E giù una stoccata ai mercenari del papa: “Erano così stupidi e ignoranti che nemmeno immaginavano che dietro al nostro grande organo ci fosse una stanza enorme. Mica era un dipinto. Comunque andarono oltre e quantomeno le persone che avevamo nascosto lì dentro poterono fuggire travestiti da monaci”. Negli ultimi tempi, dimagritissimo e un po’ malfermo aveva comunque continuato a confessare, ancorché durante la celebrazione della Messa (il che sarebbe sconsigliato, ma Martino era Martino); a ricevere amici, gruppi (alla festa della Finanza uno di loro gli chiese come fare per diventare monaco), turisti, e naturalmente “i potenti della città, che mi cercano tutti e mi conoscono tutti. Ma questo lo sai, no?”.
Al cronista ogni tanto ha regalato qualche confidenza personale, inedita: “Ho sempre voluto fare il religioso, nonostante il mio papà Francesco fosse ateo, dedito soprattutto al lavoro, alla gestione di tre negozi, di alimentari e di riparazione di radio. Mamma si chiamava Incoronata e per eccesso di gelosia papà non la fece studiare, ma io le davo lezioni di matematica in gran segreto e così lei, pur essendo analfabeta, imparò a gestire gli affari di famiglia. Parliamo di parecchi milioni di lire. Aveva una memoria prodigiosa, ricordava quanti chili di farina o cereali avevamo comperato, quanto erano costati al chilo… ma questo mondo mi andava stretto. Così, aiutato da mia sorella Maria, che stava diventando monaca di clausura col nome di suor Margherita, e dal vescovo di Muro Lucano, trovammo questa soluzione. Ufficialmente ‘salivo’ per studiare, ma in effetti entrai in questa Abbazia nel 1952 e non ne sono più uscito. Ripensamenti da allora? Macché. Sai cosa dissi a papà che mi urlò ‘cosa posso sperare da te, a cosa mi servi se non farai neppure figli?’. Che fare i figli è molto facile, non farli è più difficile”. Ecco, se avessimo un piccolo dubbio sul perché fosse diventato benedettino, la sua risposta non ammise perplessità: “Con Margherita vagliammo molte ipotesi.

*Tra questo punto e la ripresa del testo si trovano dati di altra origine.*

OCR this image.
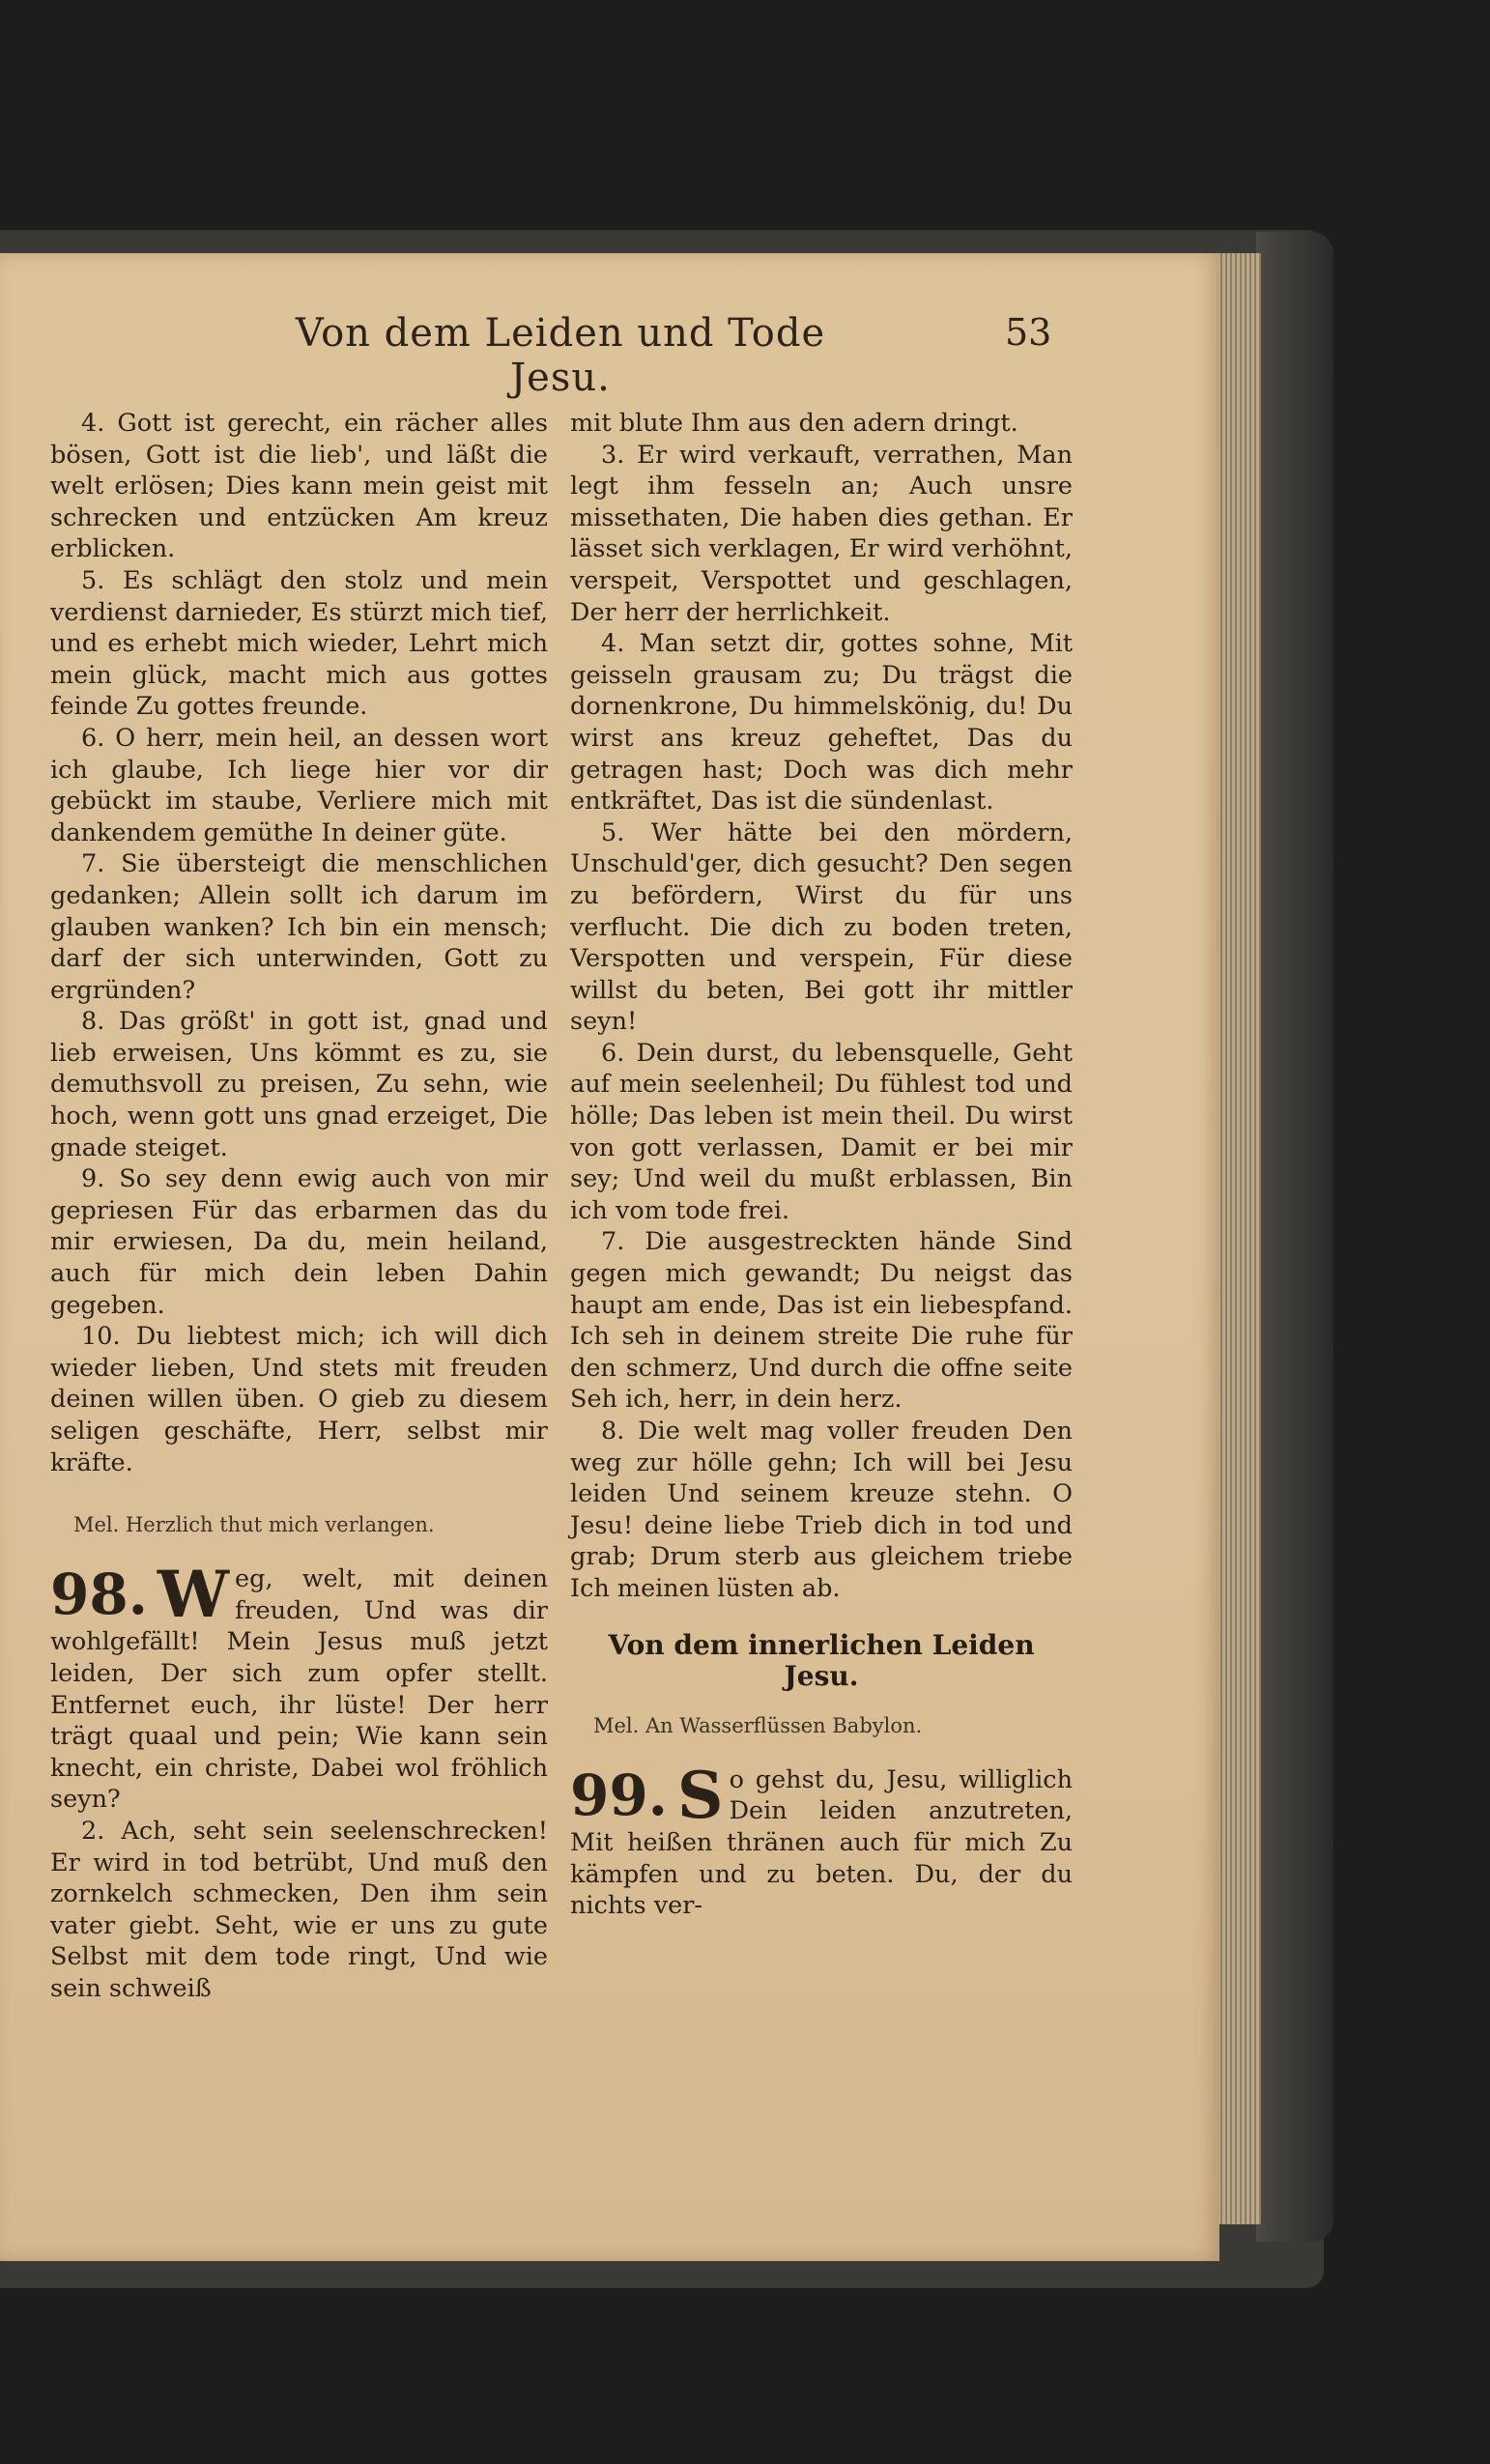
Von dem Leiden und Tode Jesu.
53

4. Gott ist gerecht, ein rächer alles bösen, Gott ist die lieb', und läßt die welt erlösen; Dies kann mein geist mit schrecken und entzücken Am kreuz erblicken.

5. Es schlägt den stolz und mein verdienst darnieder, Es stürzt mich tief, und es erhebt mich wieder, Lehrt mich mein glück, macht mich aus gottes feinde Zu gottes freunde.

6. O herr, mein heil, an dessen wort ich glaube, Ich liege hier vor dir gebückt im staube, Verliere mich mit dankendem gemüthe In deiner güte.

7. Sie übersteigt die menschlichen gedanken; Allein sollt ich darum im glauben wanken? Ich bin ein mensch; darf der sich unterwinden, Gott zu ergründen?

8. Das größt' in gott ist, gnad und lieb erweisen, Uns kömmt es zu, sie demuthsvoll zu preisen, Zu sehn, wie hoch, wenn gott uns gnad erzeiget, Die gnade steiget.

9. So sey denn ewig auch von mir gepriesen Für das erbarmen das du mir erwiesen, Da du, mein heiland, auch für mich dein leben Dahin gegeben.

10. Du liebtest mich; ich will dich wieder lieben, Und stets mit freuden deinen willen üben. O gieb zu diesem seligen geschäfte, Herr, selbst mir kräfte.

Mel. Herzlich thut mich verlangen.
98. W eg, welt, mit deinen freuden, Und was dir wohlgefällt! Mein Jesus muß jetzt leiden, Der sich zum opfer stellt. Entfernet euch, ihr lüste! Der herr trägt quaal und pein; Wie kann sein knecht, ein christe, Dabei wol fröhlich seyn?

2. Ach, seht sein seelenschrecken! Er wird in tod betrübt, Und muß den zornkelch schmecken, Den ihm sein vater giebt. Seht, wie er uns zu gute Selbst mit dem tode ringt, Und wie sein schweiß

mit blute Ihm aus den adern dringt.

3. Er wird verkauft, verrathen, Man legt ihm fesseln an; Auch unsre missethaten, Die haben dies gethan. Er lässet sich verklagen, Er wird verhöhnt, verspeit, Verspottet und geschlagen, Der herr der herrlichkeit.

4. Man setzt dir, gottes sohne, Mit geisseln grausam zu; Du trägst die dornenkrone, Du himmelskönig, du! Du wirst ans kreuz geheftet, Das du getragen hast; Doch was dich mehr entkräftet, Das ist die sündenlast.

5. Wer hätte bei den mördern, Unschuld'ger, dich gesucht? Den segen zu befördern, Wirst du für uns verflucht. Die dich zu boden treten, Verspotten und verspein, Für diese willst du beten, Bei gott ihr mittler seyn!

6. Dein durst, du lebensquelle, Geht auf mein seelenheil; Du fühlest tod und hölle; Das leben ist mein theil. Du wirst von gott verlassen, Damit er bei mir sey; Und weil du mußt erblassen, Bin ich vom tode frei.

7. Die ausgestreckten hände Sind gegen mich gewandt; Du neigst das haupt am ende, Das ist ein liebespfand. Ich seh in deinem streite Die ruhe für den schmerz, Und durch die offne seite Seh ich, herr, in dein herz.

8. Die welt mag voller freuden Den weg zur hölle gehn; Ich will bei Jesu leiden Und seinem kreuze stehn. O Jesu! deine liebe Trieb dich in tod und grab; Drum sterb aus gleichem triebe Ich meinen lüsten ab.

Von dem innerlichen Leiden Jesu.
Mel. An Wasserflüssen Babylon.
99. S o gehst du, Jesu, williglich Dein leiden anzutreten, Mit heißen thränen auch für mich Zu kämpfen und zu beten. Du, der du nichts ver-
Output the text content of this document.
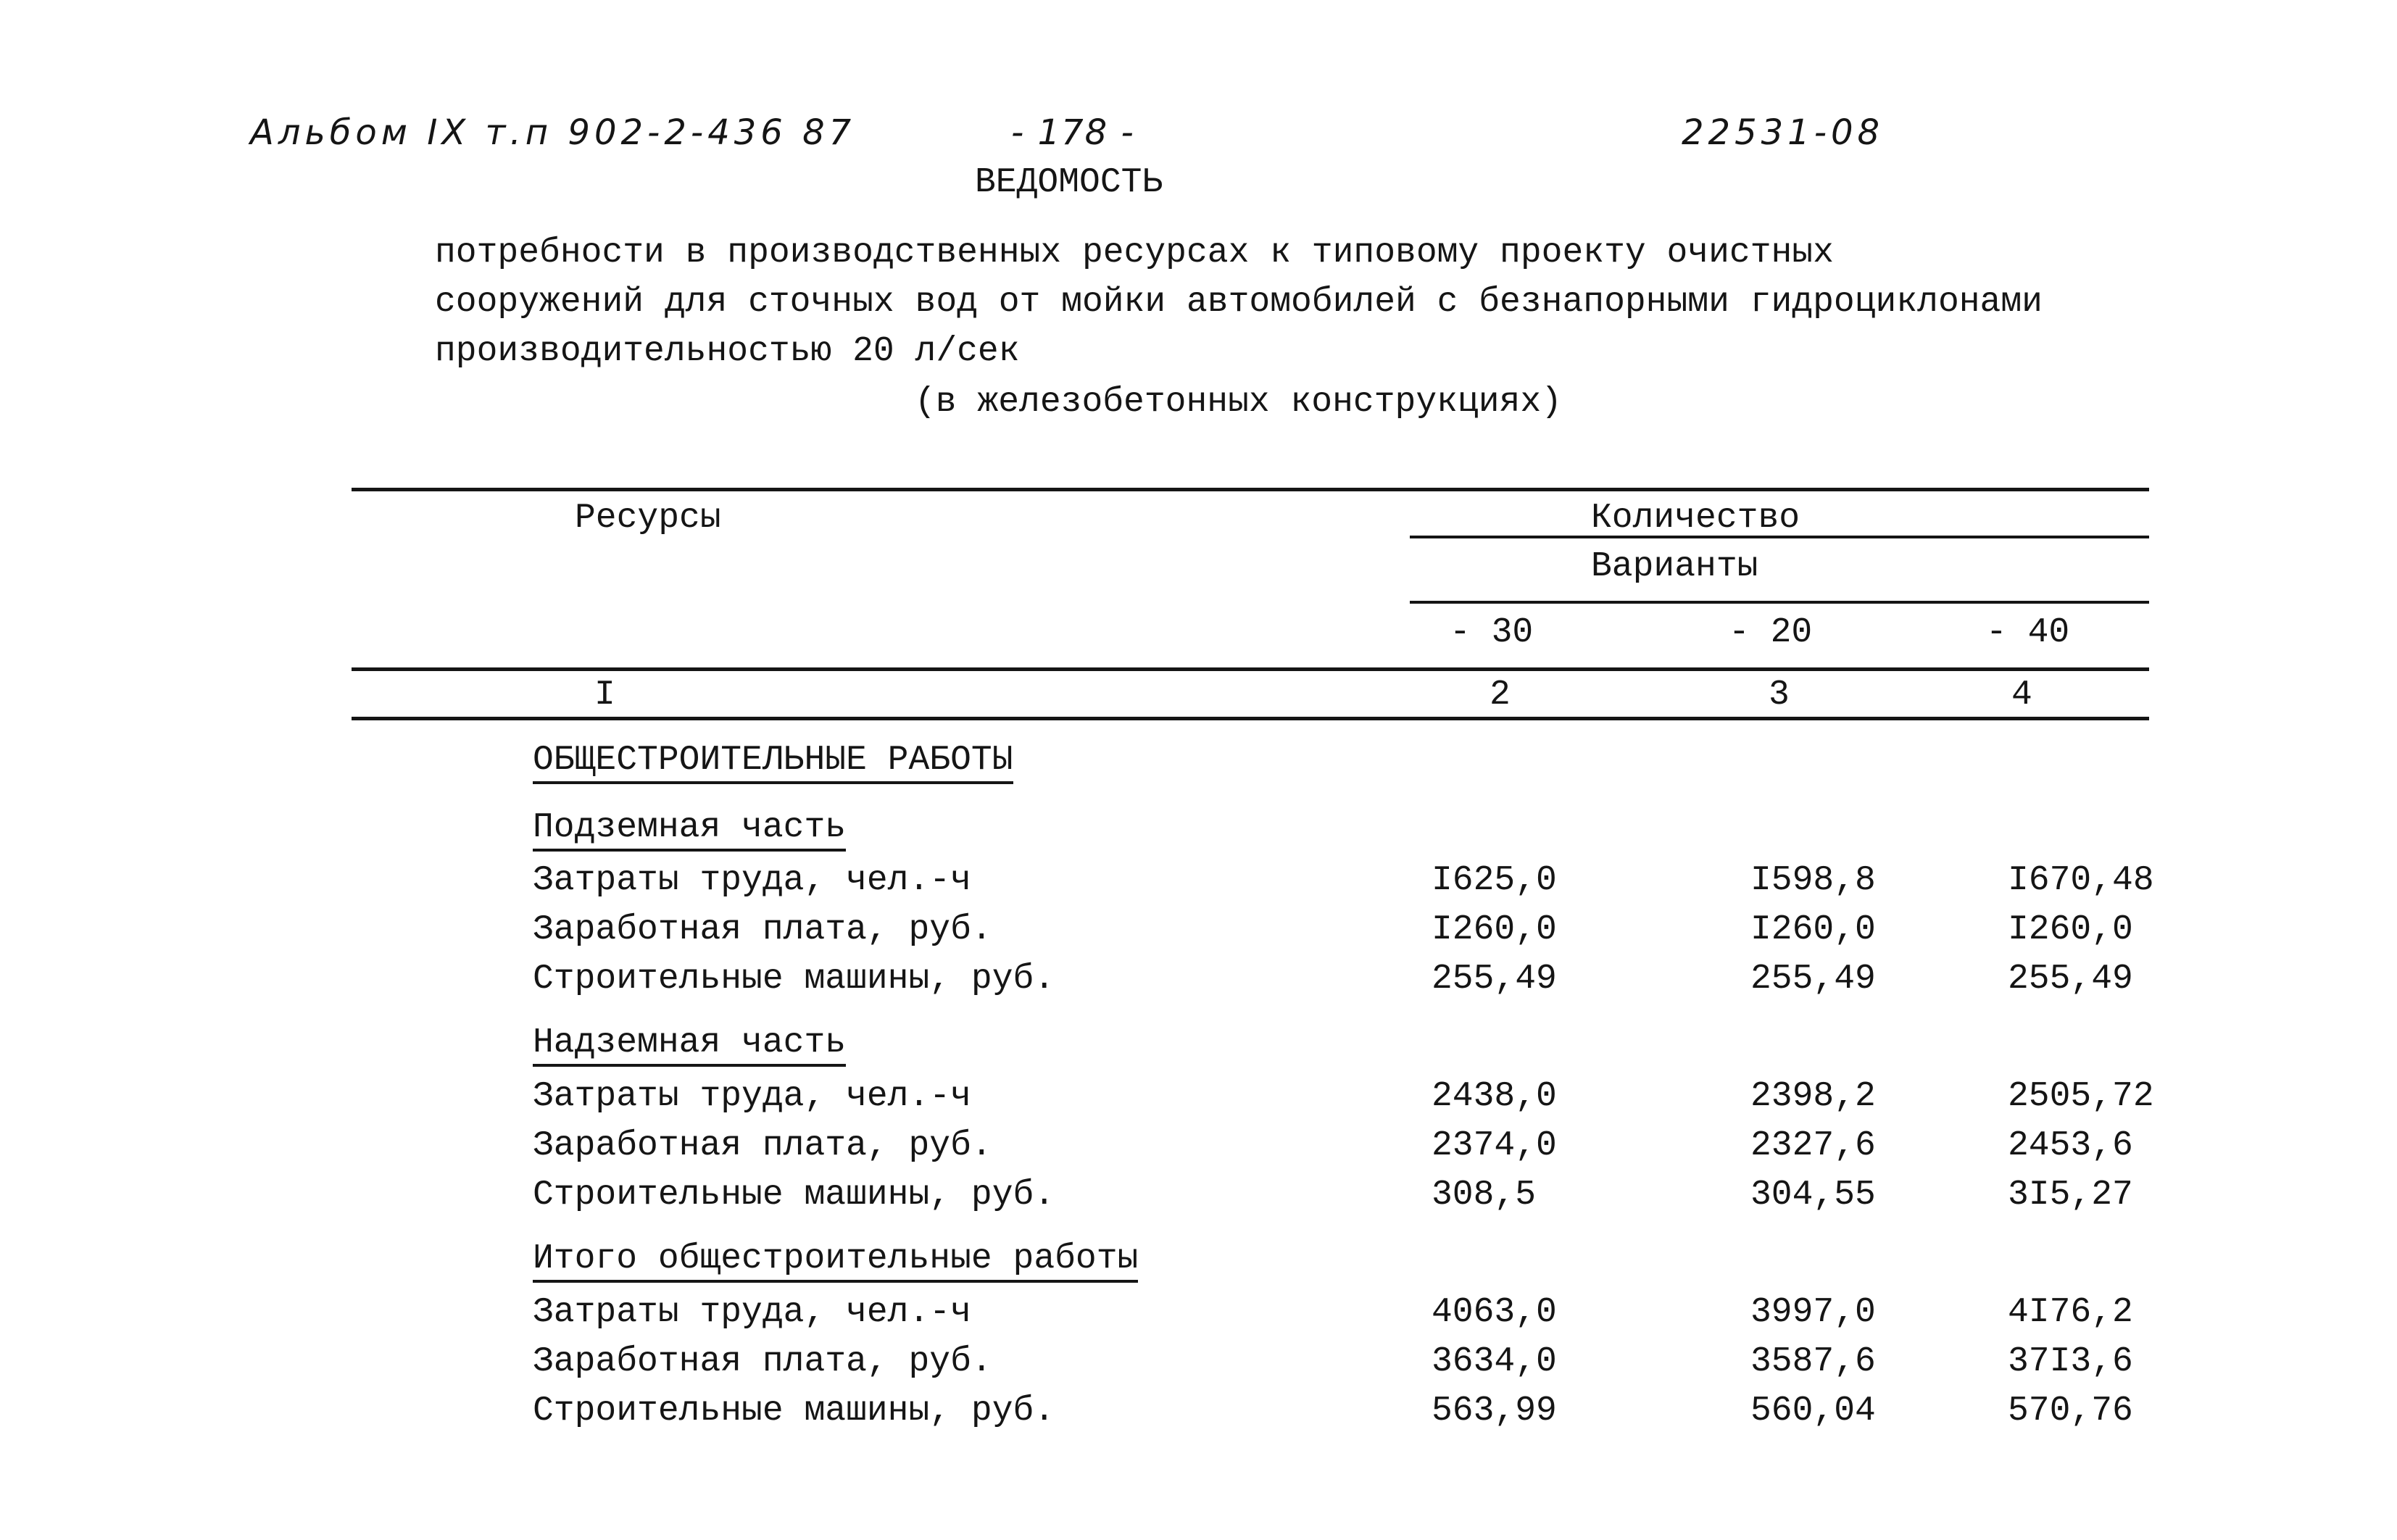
Альбом IX т.п 902-2-436 87	- 178 -	22531-08
ВЕДОМОСТЬ
потребности в производственных ресурсах к типовому проекту очистных
сооружений для сточных вод от мойки автомобилей с безнапорными гидроциклонами
производительностью 20 л/сек
(в железобетонных конструкциях)
Ресурсы	Количество
Варианты
- 30	- 20	- 40
I	2	3	4
ОБЩЕСТРОИТЕЛЬНЫЕ РАБОТЫ
Подземная часть
Затраты труда, чел.-ч	I625,0	I598,8	I670,48
Заработная плата, руб.	I260,0	I260,0	I260,0
Строительные машины, руб.	255,49	255,49	255,49
Надземная часть
Затраты труда, чел.-ч	2438,0	2398,2	2505,72
Заработная плата, руб.	2374,0	2327,6	2453,6
Строительные машины, руб.	308,5	304,55	3I5,27
Итого общестроительные работы
Затраты труда, чел.-ч	4063,0	3997,0	4I76,2
Заработная плата, руб.	3634,0	3587,6	37I3,6
Строительные машины, руб.	563,99	560,04	570,76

Domenicano? No, loro rappresentano l’Inquisizione, una macchia della Chiesa. Gesuita? Sono troppo politicizzati. Francescano? Bravi religiosi, ma non amano lavorare. Alla fine l’ora et labora; benedettino, per giunta nella patria di San Benedetto, m’è sembrata la scelta migliore”. Se n’è andato sul letto di ferro battuto appartenuto a Luigi Manari, casualmente l’ultimo abate di San Pietro, alla cui morte, nel 1890, tutti i beni monumentali, fondiari e religiosi passarono alla Fondazione Agraria. Riposa in pace Martino, ribelle e ortodosso nel solco di San Benedetto.